Friday, October 1, 2010

Whiskey review: Jack Daniel's Single Barrel

Tennessee whiskey is a denomination of American whiskey that I don't think most people understand is different from bourbon. Yes, it's made with the same mashbill composition (at least 51% corn) and aged in new charred oak barrels, among other requirements. But the difference is that it must pass through charcoal filtration, in a procedure called the Lincoln County Process (named after the county in which the Jack Daniel's distillery originally resided). The charcoal filtration process is supposed to mellow the whiskey and add additional sugars.

There are only two Tennessee whiskey distilleries - Jack Daniel's and George Dickel. You'll see a lot more of the former than the latter when you head to the store.

Here, I try the Jack Daniel's Single Barrel - this bottle has been taken from a barrel that was matured in the upper reaches of the Jack Daniel's warehouse, where temperature fluctuations between summer and winter are greatest (compared to lower parts of the warehouse). This imparts more flavor from the barrel to the whiskey as the barrel "breathes" more and gets the whiskey to move in and out of the wood's pores. Don't worry, it's all science-y.

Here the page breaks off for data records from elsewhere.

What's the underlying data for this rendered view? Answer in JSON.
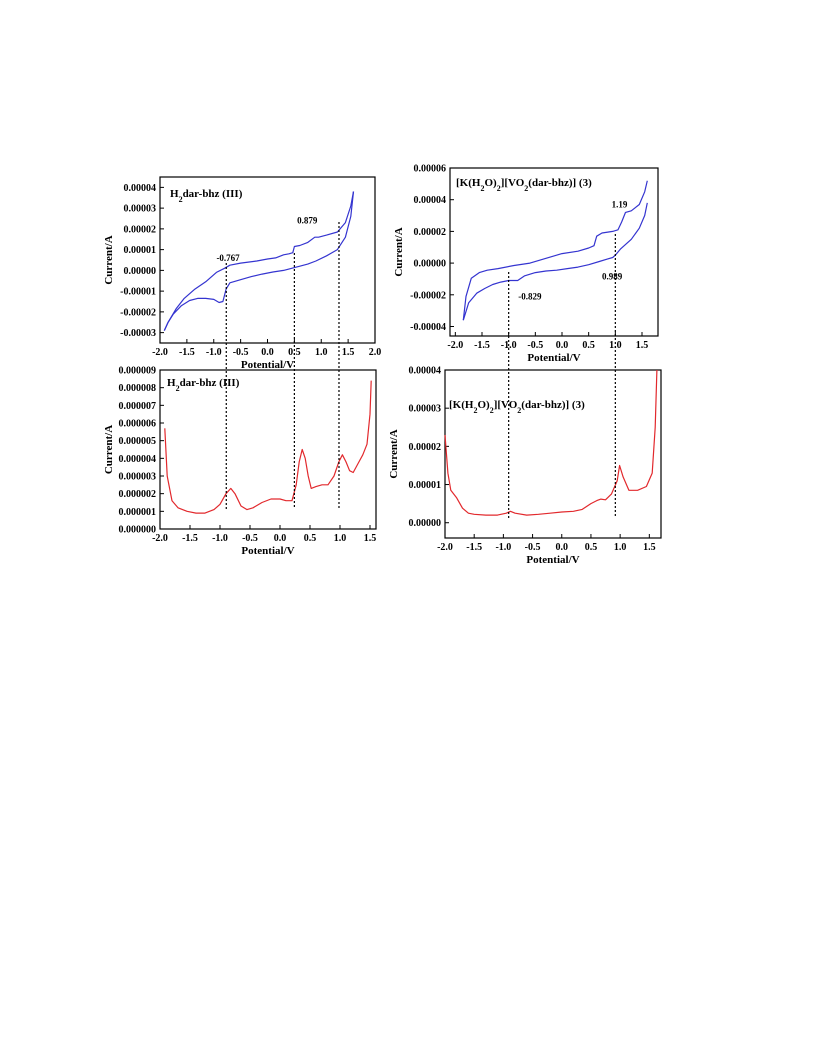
{
  "chart_data": [
    {
      "type": "line",
      "title": "H₂dar-bhz (III)",
      "xlabel": "Potential/V",
      "ylabel": "Current/A",
      "xlim": [
        -2.0,
        2.0
      ],
      "ylim": [
        -3.5e-05,
        4.5e-05
      ],
      "xticks": [
        "-2.0",
        "-1.5",
        "-1.0",
        "-0.5",
        "0.0",
        "0.5",
        "1.0",
        "1.5",
        "2.0"
      ],
      "xtick_values": [
        -2.0,
        -1.5,
        -1.0,
        -0.5,
        0.0,
        0.5,
        1.0,
        1.5,
        2.0
      ],
      "yticks": [
        "-0.00003",
        "-0.00002",
        "-0.00001",
        "0.00000",
        "0.00001",
        "0.00002",
        "0.00003",
        "0.00004"
      ],
      "ytick_values": [
        -3e-05,
        -2e-05,
        -1e-05,
        0.0,
        1e-05,
        2e-05,
        3e-05,
        4e-05
      ],
      "color": "#3434d0",
      "annotations": [
        {
          "text": "-0.767",
          "x": -0.95,
          "y": 4.5e-06
        },
        {
          "text": "0.879",
          "x": 0.55,
          "y": 2.25e-05
        }
      ],
      "guides_x": [
        -0.767,
        0.5,
        1.33
      ],
      "series": [
        {
          "x": [
            -1.92,
            -1.85,
            -1.75,
            -1.6,
            -1.45,
            -1.3,
            -1.15,
            -1.0,
            -0.9,
            -0.83,
            -0.77,
            -0.7,
            -0.5,
            -0.3,
            -0.1,
            0.1,
            0.3,
            0.45,
            0.52,
            0.6,
            0.75,
            0.9,
            1.1,
            1.3,
            1.45,
            1.55,
            1.6
          ],
          "y": [
            -2.9e-05,
            -2.5e-05,
            -2.1e-05,
            -1.7e-05,
            -1.45e-05,
            -1.35e-05,
            -1.35e-05,
            -1.4e-05,
            -1.55e-05,
            -1.5e-05,
            -9e-06,
            -6e-06,
            -4.5e-06,
            -3e-06,
            -1.8e-06,
            -8e-07,
            0.0,
            1e-06,
            1.5e-06,
            2e-06,
            3e-06,
            4.5e-06,
            7e-06,
            1e-05,
            1.6e-05,
            2.6e-05,
            3.8e-05
          ]
        },
        {
          "x": [
            1.6,
            1.55,
            1.45,
            1.3,
            1.1,
            0.95,
            0.88,
            0.75,
            0.6,
            0.5,
            0.47,
            0.4,
            0.3,
            0.15,
            0.0,
            -0.2,
            -0.5,
            -0.7,
            -0.8,
            -0.95,
            -1.15,
            -1.35,
            -1.55,
            -1.7,
            -1.85,
            -1.92
          ],
          "y": [
            3.8e-05,
            3.1e-05,
            2.3e-05,
            1.85e-05,
            1.7e-05,
            1.6e-05,
            1.6e-05,
            1.35e-05,
            1.2e-05,
            1.15e-05,
            8.5e-06,
            8e-06,
            7.5e-06,
            6e-06,
            5.5e-06,
            4.5e-06,
            3.5e-06,
            2.5e-06,
            1e-06,
            -1e-06,
            -5.5e-06,
            -9e-06,
            -1.35e-05,
            -1.85e-05,
            -2.5e-05,
            -2.9e-05
          ]
        }
      ]
    },
    {
      "type": "line",
      "title": "[K(H₂O)₂][VO₂(dar-bhz)] (3)",
      "xlabel": "Potential/V",
      "ylabel": "Current/A",
      "xlim": [
        -2.1,
        1.8
      ],
      "ylim": [
        -4.6e-05,
        6e-05
      ],
      "xticks": [
        "-2.0",
        "-1.5",
        "-1.0",
        "-0.5",
        "0.0",
        "0.5",
        "1.0",
        "1.5"
      ],
      "xtick_values": [
        -2.0,
        -1.5,
        -1.0,
        -0.5,
        0.0,
        0.5,
        1.0,
        1.5
      ],
      "yticks": [
        "-0.00004",
        "-0.00002",
        "0.00000",
        "0.00002",
        "0.00004",
        "0.00006"
      ],
      "ytick_values": [
        -4e-05,
        -2e-05,
        0.0,
        2e-05,
        4e-05,
        6e-05
      ],
      "color": "#3434d0",
      "annotations": [
        {
          "text": "1.19",
          "x": 0.93,
          "y": 3.5e-05
        },
        {
          "text": "0.989",
          "x": 0.75,
          "y": -1.05e-05
        },
        {
          "text": "-0.829",
          "x": -0.82,
          "y": -2.3e-05
        }
      ],
      "guides_x": [
        -1.0,
        1.0
      ],
      "series": [
        {
          "x": [
            -1.85,
            -1.75,
            -1.6,
            -1.45,
            -1.3,
            -1.15,
            -1.0,
            -0.9,
            -0.83,
            -0.7,
            -0.5,
            -0.3,
            -0.1,
            0.1,
            0.3,
            0.5,
            0.7,
            0.85,
            0.95,
            1.0,
            1.1,
            1.3,
            1.45,
            1.55,
            1.6
          ],
          "y": [
            -3.6e-05,
            -2.5e-05,
            -1.9e-05,
            -1.6e-05,
            -1.35e-05,
            -1.2e-05,
            -1.1e-05,
            -1.1e-05,
            -1.1e-05,
            -8e-06,
            -6e-06,
            -5e-06,
            -4.5e-06,
            -3.5e-06,
            -2.5e-06,
            -1e-06,
            1e-06,
            2.5e-06,
            3.5e-06,
            5e-06,
            9e-06,
            1.5e-05,
            2.2e-05,
            3e-05,
            3.8e-05
          ]
        },
        {
          "x": [
            1.6,
            1.55,
            1.45,
            1.3,
            1.19,
            1.12,
            1.05,
            0.95,
            0.75,
            0.65,
            0.6,
            0.5,
            0.3,
            0.0,
            -0.3,
            -0.6,
            -0.9,
            -1.2,
            -1.4,
            -1.55,
            -1.7,
            -1.8,
            -1.85
          ],
          "y": [
            5.2e-05,
            4.5e-05,
            3.7e-05,
            3.3e-05,
            3.2e-05,
            2.6e-05,
            2.1e-05,
            2e-05,
            1.9e-05,
            1.7e-05,
            1.1e-05,
            9.5e-06,
            7.5e-06,
            6e-06,
            3e-06,
            0.0,
            -1.5e-06,
            -3.5e-06,
            -4.5e-06,
            -6e-06,
            -9.5e-06,
            -2.1e-05,
            -3.6e-05
          ]
        }
      ]
    },
    {
      "type": "line",
      "title": "H₂dar-bhz (III)",
      "xlabel": "Potential/V",
      "ylabel": "Current/A",
      "xlim": [
        -2.0,
        1.6
      ],
      "ylim": [
        0.0,
        9e-06
      ],
      "xticks": [
        "-2.0",
        "-1.5",
        "-1.0",
        "-0.5",
        "0.0",
        "0.5",
        "1.0",
        "1.5"
      ],
      "xtick_values": [
        -2.0,
        -1.5,
        -1.0,
        -0.5,
        0.0,
        0.5,
        1.0,
        1.5
      ],
      "yticks": [
        "0.000000",
        "0.000001",
        "0.000002",
        "0.000003",
        "0.000004",
        "0.000005",
        "0.000006",
        "0.000007",
        "0.000008",
        "0.000009"
      ],
      "ytick_values": [
        0.0,
        1e-06,
        2e-06,
        3e-06,
        4e-06,
        5e-06,
        6e-06,
        7e-06,
        8e-06,
        9e-06
      ],
      "color": "#e2292d",
      "annotations": [],
      "series": [
        {
          "x": [
            -1.92,
            -1.88,
            -1.8,
            -1.7,
            -1.55,
            -1.4,
            -1.25,
            -1.1,
            -1.0,
            -0.9,
            -0.82,
            -0.75,
            -0.65,
            -0.55,
            -0.45,
            -0.3,
            -0.15,
            0.0,
            0.1,
            0.2,
            0.27,
            0.32,
            0.37,
            0.42,
            0.47,
            0.52,
            0.6,
            0.7,
            0.8,
            0.9,
            0.98,
            1.04,
            1.1,
            1.16,
            1.22,
            1.3,
            1.38,
            1.45,
            1.5,
            1.52
          ],
          "y": [
            5.7e-06,
            3e-06,
            1.6e-06,
            1.2e-06,
            1e-06,
            9e-07,
            9e-07,
            1.1e-06,
            1.4e-06,
            2e-06,
            2.3e-06,
            2e-06,
            1.3e-06,
            1.1e-06,
            1.2e-06,
            1.5e-06,
            1.7e-06,
            1.7e-06,
            1.6e-06,
            1.6e-06,
            2.5e-06,
            3.8e-06,
            4.5e-06,
            4e-06,
            3e-06,
            2.3e-06,
            2.4e-06,
            2.5e-06,
            2.5e-06,
            3e-06,
            3.8e-06,
            4.2e-06,
            3.8e-06,
            3.3e-06,
            3.2e-06,
            3.7e-06,
            4.2e-06,
            4.8e-06,
            6.5e-06,
            8.4e-06
          ]
        }
      ]
    },
    {
      "type": "line",
      "title": "[K(H₂O)₂][VO₂(dar-bhz)] (3)",
      "xlabel": "Potential/V",
      "ylabel": "Current/A",
      "xlim": [
        -2.0,
        1.7
      ],
      "ylim": [
        -4e-06,
        4e-05
      ],
      "xticks": [
        "-2.0",
        "-1.5",
        "-1.0",
        "-0.5",
        "0.0",
        "0.5",
        "1.0",
        "1.5"
      ],
      "xtick_values": [
        -2.0,
        -1.5,
        -1.0,
        -0.5,
        0.0,
        0.5,
        1.0,
        1.5
      ],
      "yticks": [
        "0.00000",
        "0.00001",
        "0.00002",
        "0.00003",
        "0.00004"
      ],
      "ytick_values": [
        0.0,
        1e-05,
        2e-05,
        3e-05,
        4e-05
      ],
      "color": "#e2292d",
      "annotations": [],
      "series": [
        {
          "x": [
            -2.0,
            -1.95,
            -1.9,
            -1.8,
            -1.7,
            -1.6,
            -1.5,
            -1.3,
            -1.1,
            -0.95,
            -0.88,
            -0.8,
            -0.6,
            -0.4,
            -0.2,
            0.0,
            0.2,
            0.35,
            0.5,
            0.6,
            0.67,
            0.75,
            0.85,
            0.95,
            0.99,
            1.05,
            1.15,
            1.3,
            1.45,
            1.55,
            1.6,
            1.63
          ],
          "y": [
            2.3e-05,
            1.3e-05,
            8.5e-06,
            6.5e-06,
            3.8e-06,
            2.5e-06,
            2.2e-06,
            2e-06,
            2e-06,
            2.5e-06,
            3e-06,
            2.5e-06,
            2e-06,
            2.2e-06,
            2.5e-06,
            2.8e-06,
            3e-06,
            3.5e-06,
            5e-06,
            5.8e-06,
            6.2e-06,
            6e-06,
            7.5e-06,
            1.1e-05,
            1.5e-05,
            1.2e-05,
            8.5e-06,
            8.5e-06,
            9.5e-06,
            1.3e-05,
            2.5e-05,
            4e-05
          ]
        }
      ]
    }
  ]
}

And if you REALLY like this stuff, you can buy a whole barrel of it from the distillery. I mean REALLY like it.

Jack Daniel's Single Barrel, 47% ABV
Tennessee whiskey, rick no. L-25, barrel no. 9-3719, bottled 9/11/09

Appearance: Red-brown, and gold around the edges.

Nose: Reminds me of the sweet, pungent smell of large-grit sandpaper glue (which I like). Maybe something's wrong with me; didn't I just write a post about using common descriptors for whiskey? Other than sandpaper glue, I get molasses, charred wood, and lots of young fruit. And red licorice.

Palate: Quite the zing at first! Mellows a bit to reveal brown sugar. Faint char, like a honey barbecued piece of meat. And more red licorice.

Finish: Brown sugar, char, and bright fruit all the way.

Rating (of 100): 84. I like that it's very mellow (except on palate entry), compared to the mainstream Jack Daniel's Old No. 7. A bit on the sweet side for me, though - I can buy red licorice at the grocery store, and I don't.